You can feel the complexity of compiler output by compiling to annotated PTX as follows:
nvcc -ptx -Xopencc="-LIST:source=on" branching.cu
which produces a PTX assembler file with the C source code inside it as comments:
.entry _Z11branchTest0PfS_S_ ( .param .u64 __cudaparm__Z11branchTest0PfS_S__a, .param .u64 __cudaparm__Z11branchTest0PfS_S__b, .param .u64 __cudaparm__Z11branchTest0PfS_S__d) { .reg .u16 %rh<4>; .reg .u32 %r<5>; .reg .u64 %rd<10>; .reg .f32 %f<5>; .loc 16 1 0 // 1 __global__ void branchTest0(float *a, float *b, float *d) $LDWbegin__Z11branchTest0PfS_S_: .loc 16 7 0 // 3 unsigned int tidx = threadIdx.x + blockDim.x*blockIdx.x; // 4 float aval = a[tidx], bval = b[tidx]; // 5 float z0 = (aval > bval) ? aval : bval; // 6 // 7 d[tidx] = z0; mov.u16 %rh1, %ctaid.x; mov.u16 %rh2, %ntid.x; mul.wide.u16 %r1, %rh1, %rh2; cvt.u32.u16 %r2, %tid.x; add.u32 %r3, %r2, %r1; cvt.u64.u32 %rd1, %r3; mul.wide.u32 %rd2, %r3, 4; ld.param.u64 %rd3, [__cudaparm__Z11branchTest0PfS_S__a]; add.u64 %rd4, %rd3, %rd2; ld.global.f32 %f1, [%rd4+0]; ld.param.u64 %rd5, [__cudaparm__Z11branchTest0PfS_S__b]; add.u64 %rd6, %rd5, %rd2; ld.global.f32 %f2, [%rd6+0]; max.f32 %f3, %f1, %f2; ld.param.u64 %rd7, [__cudaparm__Z11branchTest0PfS_S__d]; add.u64 %rd8, %rd7, %rd2; st.global.f32 [%rd8+0], %f3; .loc 16 8 0 // 8 } exit; $LDWend__Z11branchTest0PfS_S_: } // _Z11branchTest0PfS_S_
Note that this directly tells you nothing about how to use case, since PTX uses a static single purpose, but it shows you that the assembler is set as input and how it relates to your source code. With the CUDA 4.0 toolkit, you can compile C into a cubic file for the Fermi architecture:
$ nvcc -cubin -arch=sm_20 -Xptxas="-v" branching.cu ptxas info : Compiling entry function '_Z11branchTest1PfS_S_' for 'sm_20' ptxas info : Function properties for _Z11branchTest1PfS_S_ 0 bytes stack frame, 0 bytes spill stores, 0 bytes spill loads
and use the cuobjdump utility to dismantle the machine code generated by the assembler.

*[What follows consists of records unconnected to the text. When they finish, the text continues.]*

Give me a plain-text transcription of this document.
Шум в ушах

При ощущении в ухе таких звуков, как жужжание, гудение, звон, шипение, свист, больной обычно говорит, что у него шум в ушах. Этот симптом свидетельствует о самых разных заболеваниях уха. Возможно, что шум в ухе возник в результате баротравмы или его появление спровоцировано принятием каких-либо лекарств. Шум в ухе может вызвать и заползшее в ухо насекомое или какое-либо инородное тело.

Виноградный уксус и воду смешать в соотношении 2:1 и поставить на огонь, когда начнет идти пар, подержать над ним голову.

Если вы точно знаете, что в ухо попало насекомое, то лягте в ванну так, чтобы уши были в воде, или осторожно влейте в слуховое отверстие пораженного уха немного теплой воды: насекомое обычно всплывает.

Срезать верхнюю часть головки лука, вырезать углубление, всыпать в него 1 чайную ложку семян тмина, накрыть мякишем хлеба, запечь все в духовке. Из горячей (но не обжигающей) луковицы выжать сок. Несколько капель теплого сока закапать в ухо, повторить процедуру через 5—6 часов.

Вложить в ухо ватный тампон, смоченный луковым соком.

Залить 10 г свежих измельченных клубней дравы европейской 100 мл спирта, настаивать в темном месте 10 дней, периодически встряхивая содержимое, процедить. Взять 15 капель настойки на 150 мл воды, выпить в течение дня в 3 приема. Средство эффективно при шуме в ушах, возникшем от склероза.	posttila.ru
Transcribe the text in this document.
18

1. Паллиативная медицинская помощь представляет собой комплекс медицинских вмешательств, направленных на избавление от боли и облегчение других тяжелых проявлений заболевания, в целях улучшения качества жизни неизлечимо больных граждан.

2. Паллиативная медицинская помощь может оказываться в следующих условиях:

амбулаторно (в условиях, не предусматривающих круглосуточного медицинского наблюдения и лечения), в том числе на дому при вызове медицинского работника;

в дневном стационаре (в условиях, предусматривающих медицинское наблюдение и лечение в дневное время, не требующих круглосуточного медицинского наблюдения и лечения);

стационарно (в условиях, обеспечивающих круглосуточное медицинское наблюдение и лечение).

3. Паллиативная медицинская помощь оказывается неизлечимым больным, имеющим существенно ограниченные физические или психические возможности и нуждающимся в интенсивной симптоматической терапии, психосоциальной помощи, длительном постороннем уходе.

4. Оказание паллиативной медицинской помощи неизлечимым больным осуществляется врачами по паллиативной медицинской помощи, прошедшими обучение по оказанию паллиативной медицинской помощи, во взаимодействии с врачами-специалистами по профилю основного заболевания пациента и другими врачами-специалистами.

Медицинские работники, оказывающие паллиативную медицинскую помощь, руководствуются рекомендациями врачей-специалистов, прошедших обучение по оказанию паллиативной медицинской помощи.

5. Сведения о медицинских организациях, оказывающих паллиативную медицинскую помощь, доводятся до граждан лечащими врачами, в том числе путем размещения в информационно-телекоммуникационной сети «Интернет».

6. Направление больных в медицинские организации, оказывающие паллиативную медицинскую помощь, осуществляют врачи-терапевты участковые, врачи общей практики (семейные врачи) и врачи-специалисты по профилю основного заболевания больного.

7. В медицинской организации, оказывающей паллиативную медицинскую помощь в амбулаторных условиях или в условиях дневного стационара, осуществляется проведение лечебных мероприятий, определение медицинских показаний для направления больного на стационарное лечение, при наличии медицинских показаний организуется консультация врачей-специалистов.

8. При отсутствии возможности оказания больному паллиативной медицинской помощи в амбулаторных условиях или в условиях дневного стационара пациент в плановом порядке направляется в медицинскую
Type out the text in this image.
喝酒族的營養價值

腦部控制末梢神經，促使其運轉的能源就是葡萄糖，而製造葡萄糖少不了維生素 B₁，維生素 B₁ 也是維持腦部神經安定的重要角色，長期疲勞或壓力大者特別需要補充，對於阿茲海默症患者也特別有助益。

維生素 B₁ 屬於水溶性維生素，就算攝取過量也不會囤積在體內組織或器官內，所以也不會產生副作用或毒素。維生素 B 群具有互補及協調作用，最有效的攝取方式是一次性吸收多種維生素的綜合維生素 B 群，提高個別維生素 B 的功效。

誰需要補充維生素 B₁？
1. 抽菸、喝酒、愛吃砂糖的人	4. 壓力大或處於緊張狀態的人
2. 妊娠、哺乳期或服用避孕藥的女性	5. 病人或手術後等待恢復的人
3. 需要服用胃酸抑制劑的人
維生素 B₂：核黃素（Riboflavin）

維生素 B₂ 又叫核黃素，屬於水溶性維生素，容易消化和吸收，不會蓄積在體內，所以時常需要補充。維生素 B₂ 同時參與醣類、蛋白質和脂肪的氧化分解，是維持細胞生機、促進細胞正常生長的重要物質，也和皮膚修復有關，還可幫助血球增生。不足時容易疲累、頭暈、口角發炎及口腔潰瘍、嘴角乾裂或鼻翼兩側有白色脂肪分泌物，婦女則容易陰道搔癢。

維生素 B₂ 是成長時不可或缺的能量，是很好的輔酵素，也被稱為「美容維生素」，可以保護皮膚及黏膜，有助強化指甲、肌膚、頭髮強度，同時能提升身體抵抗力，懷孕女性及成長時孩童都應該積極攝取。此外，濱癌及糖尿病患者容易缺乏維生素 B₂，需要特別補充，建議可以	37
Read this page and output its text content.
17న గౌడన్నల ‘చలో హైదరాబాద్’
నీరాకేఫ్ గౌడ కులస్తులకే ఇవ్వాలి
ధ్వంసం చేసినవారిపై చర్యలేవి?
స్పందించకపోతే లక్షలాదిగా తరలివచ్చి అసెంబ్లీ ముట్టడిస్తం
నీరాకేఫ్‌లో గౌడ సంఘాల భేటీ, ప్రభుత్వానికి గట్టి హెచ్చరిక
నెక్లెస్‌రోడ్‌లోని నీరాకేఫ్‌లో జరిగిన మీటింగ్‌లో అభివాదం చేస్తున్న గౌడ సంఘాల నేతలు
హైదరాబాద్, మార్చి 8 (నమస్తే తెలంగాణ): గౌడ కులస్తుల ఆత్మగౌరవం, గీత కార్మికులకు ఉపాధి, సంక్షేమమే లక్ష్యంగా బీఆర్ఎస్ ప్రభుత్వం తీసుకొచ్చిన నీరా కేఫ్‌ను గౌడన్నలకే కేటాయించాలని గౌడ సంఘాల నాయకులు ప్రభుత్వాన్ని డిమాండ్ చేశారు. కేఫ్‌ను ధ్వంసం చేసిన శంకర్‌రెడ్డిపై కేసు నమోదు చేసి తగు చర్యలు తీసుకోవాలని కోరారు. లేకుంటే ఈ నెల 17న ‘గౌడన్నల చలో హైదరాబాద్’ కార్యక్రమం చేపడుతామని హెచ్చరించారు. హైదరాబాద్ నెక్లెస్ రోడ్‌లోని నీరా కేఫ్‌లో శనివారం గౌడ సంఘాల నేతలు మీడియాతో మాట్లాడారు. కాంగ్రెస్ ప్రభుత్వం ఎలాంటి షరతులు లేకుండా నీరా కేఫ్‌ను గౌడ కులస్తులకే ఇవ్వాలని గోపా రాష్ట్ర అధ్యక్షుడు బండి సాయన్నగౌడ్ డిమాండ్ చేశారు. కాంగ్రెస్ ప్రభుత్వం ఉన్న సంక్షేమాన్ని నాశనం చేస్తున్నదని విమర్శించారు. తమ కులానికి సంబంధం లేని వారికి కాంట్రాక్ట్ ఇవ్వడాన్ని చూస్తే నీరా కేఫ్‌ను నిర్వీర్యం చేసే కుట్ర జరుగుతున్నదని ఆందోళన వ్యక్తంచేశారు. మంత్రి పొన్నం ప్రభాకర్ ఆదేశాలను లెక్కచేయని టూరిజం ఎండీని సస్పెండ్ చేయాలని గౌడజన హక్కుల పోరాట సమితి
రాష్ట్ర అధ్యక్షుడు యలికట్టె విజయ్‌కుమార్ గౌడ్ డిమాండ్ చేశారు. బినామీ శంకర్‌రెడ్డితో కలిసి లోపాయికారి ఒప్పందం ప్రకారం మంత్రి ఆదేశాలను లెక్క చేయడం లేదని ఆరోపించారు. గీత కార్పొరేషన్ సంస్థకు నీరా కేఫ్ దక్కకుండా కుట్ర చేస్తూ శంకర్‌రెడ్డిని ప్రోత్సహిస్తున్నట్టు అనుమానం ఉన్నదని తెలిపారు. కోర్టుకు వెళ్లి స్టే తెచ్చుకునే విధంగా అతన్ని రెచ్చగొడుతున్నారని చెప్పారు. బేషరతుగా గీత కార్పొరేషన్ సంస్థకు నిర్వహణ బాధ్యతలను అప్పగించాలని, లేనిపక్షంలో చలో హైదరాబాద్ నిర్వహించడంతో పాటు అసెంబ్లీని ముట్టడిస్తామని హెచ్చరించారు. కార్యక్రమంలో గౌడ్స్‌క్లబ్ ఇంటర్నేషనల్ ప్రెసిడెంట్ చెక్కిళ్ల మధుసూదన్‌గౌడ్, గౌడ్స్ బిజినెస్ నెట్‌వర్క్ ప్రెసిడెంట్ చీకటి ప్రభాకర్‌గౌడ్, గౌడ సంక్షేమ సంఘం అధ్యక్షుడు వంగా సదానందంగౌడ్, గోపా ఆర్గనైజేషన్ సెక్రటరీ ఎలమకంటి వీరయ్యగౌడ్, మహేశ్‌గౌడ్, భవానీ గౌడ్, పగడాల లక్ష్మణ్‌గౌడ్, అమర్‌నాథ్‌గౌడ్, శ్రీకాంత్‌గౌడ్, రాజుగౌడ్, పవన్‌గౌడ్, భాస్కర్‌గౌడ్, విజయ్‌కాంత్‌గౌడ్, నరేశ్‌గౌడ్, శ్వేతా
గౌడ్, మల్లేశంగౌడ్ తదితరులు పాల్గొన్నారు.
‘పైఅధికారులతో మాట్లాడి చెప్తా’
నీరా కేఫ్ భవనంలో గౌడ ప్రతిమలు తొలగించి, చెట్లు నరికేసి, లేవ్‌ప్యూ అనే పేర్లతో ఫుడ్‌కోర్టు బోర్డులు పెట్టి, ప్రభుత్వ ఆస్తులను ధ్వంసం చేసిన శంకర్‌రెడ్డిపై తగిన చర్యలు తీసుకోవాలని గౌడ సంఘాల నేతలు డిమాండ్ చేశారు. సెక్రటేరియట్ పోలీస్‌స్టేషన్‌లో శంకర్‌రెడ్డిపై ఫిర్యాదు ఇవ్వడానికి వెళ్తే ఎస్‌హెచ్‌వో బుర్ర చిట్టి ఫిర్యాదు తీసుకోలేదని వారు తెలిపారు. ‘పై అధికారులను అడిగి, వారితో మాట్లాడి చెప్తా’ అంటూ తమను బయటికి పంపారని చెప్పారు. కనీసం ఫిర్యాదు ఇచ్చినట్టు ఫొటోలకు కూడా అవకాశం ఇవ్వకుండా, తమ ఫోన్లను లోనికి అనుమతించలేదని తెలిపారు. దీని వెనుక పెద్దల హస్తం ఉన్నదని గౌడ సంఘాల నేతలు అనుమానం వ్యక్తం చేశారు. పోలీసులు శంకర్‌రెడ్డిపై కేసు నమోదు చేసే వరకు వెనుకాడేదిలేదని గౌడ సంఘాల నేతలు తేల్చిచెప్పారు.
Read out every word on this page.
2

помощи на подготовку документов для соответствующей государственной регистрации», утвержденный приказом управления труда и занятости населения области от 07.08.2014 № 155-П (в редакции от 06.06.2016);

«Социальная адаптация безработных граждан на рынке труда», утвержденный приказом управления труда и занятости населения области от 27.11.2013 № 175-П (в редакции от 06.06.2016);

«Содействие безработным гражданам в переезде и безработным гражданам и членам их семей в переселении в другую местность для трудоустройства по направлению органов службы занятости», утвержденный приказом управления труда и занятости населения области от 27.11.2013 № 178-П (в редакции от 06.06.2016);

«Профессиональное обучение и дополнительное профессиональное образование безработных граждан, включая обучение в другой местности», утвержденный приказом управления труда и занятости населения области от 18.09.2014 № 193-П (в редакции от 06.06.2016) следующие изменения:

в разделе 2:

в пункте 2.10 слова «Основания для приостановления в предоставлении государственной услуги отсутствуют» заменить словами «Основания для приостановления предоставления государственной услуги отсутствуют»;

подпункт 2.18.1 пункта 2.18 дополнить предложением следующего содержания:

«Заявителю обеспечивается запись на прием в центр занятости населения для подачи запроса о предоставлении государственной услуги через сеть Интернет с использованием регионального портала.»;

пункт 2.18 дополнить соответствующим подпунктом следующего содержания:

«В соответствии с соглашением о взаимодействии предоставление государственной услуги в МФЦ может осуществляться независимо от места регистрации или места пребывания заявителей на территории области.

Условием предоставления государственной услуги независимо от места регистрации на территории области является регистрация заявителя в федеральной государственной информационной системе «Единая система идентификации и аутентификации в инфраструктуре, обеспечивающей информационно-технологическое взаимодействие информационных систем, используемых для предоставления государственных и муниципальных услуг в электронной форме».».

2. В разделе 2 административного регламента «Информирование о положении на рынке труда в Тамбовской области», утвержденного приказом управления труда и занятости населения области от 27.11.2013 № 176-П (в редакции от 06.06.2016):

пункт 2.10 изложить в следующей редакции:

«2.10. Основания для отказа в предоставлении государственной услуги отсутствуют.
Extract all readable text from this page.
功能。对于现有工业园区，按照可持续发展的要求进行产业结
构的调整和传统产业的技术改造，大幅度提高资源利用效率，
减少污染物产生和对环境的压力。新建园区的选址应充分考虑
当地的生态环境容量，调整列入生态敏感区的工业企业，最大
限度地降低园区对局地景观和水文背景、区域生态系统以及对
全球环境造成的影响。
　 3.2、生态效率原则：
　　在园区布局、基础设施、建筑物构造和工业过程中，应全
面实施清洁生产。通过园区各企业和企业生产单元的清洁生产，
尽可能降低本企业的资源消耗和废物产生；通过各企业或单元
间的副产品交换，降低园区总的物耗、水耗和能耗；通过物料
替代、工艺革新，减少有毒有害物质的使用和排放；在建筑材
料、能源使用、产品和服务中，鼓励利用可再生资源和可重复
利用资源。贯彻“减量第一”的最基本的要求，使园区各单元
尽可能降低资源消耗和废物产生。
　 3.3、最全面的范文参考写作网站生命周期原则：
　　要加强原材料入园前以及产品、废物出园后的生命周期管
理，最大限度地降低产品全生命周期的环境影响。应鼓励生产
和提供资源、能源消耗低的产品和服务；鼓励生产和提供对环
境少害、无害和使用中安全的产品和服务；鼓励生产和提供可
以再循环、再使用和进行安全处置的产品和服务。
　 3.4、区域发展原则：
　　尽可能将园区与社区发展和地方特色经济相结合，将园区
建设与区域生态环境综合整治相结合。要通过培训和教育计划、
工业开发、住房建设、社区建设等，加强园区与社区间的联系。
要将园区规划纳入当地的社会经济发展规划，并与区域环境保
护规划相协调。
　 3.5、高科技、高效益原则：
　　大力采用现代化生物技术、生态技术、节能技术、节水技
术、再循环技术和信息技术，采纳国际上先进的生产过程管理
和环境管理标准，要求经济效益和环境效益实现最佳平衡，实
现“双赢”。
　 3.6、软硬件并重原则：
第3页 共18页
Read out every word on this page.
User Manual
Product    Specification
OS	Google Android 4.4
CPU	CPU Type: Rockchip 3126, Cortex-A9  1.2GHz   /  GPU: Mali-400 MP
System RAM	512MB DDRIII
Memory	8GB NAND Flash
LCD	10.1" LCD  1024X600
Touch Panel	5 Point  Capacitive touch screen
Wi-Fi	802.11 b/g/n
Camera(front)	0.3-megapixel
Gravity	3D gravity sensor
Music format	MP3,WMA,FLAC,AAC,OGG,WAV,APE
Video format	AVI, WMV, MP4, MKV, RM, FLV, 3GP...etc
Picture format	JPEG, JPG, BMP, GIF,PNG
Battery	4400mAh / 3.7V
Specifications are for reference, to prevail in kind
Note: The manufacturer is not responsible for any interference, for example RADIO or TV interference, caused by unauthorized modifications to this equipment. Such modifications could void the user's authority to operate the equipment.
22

$ cuobjdump -sass branching.cubin code for sm_20 Function : _Z11branchTest0PfS_S_ MOV R1, c [0x1] [0x100]; S2R R0, SR_CTAid_X; S2R R2, SR_Tid_X; MOV32I R5, 0x4; IMAD.U32.U32 R3, R0, c [0x0] [0x8], R2; IMUL.U32.U32.HI R4, R3, 0x4; IMAD.U32.U32 R6.CC, R3, R5, c [0x0] [0x20]; IADD.X R7, R4, c [0x0] [0x24]; IMAD.U32.U32 R8.CC, R3, R5, c [0x0] [0x28]; LD.E R2, [R6]; IADD.X R9, R4, c [0x0] [0x2c]; IMAD.U32.U32 R10.CC, R3, R5, c [0x0] [0x30]; LD.E R0, [R8]; IADD.X R11, R4, c [0x0] [0x34]; FMNMX R0, R2, R0, !pt; ST.E [R10], R0; EXIT; ......................................
As a rule, you can track back from assembler to PTX and get at least a rough idea of โโwhere the "greedy" sections of code are. Having said all this, register pressure management is one of the most difficult aspects of CUDA programming at the moment. If / when NVIDIA ever documents its ELF format for device code, I believe that the right code analysis tool would be a great project for someone.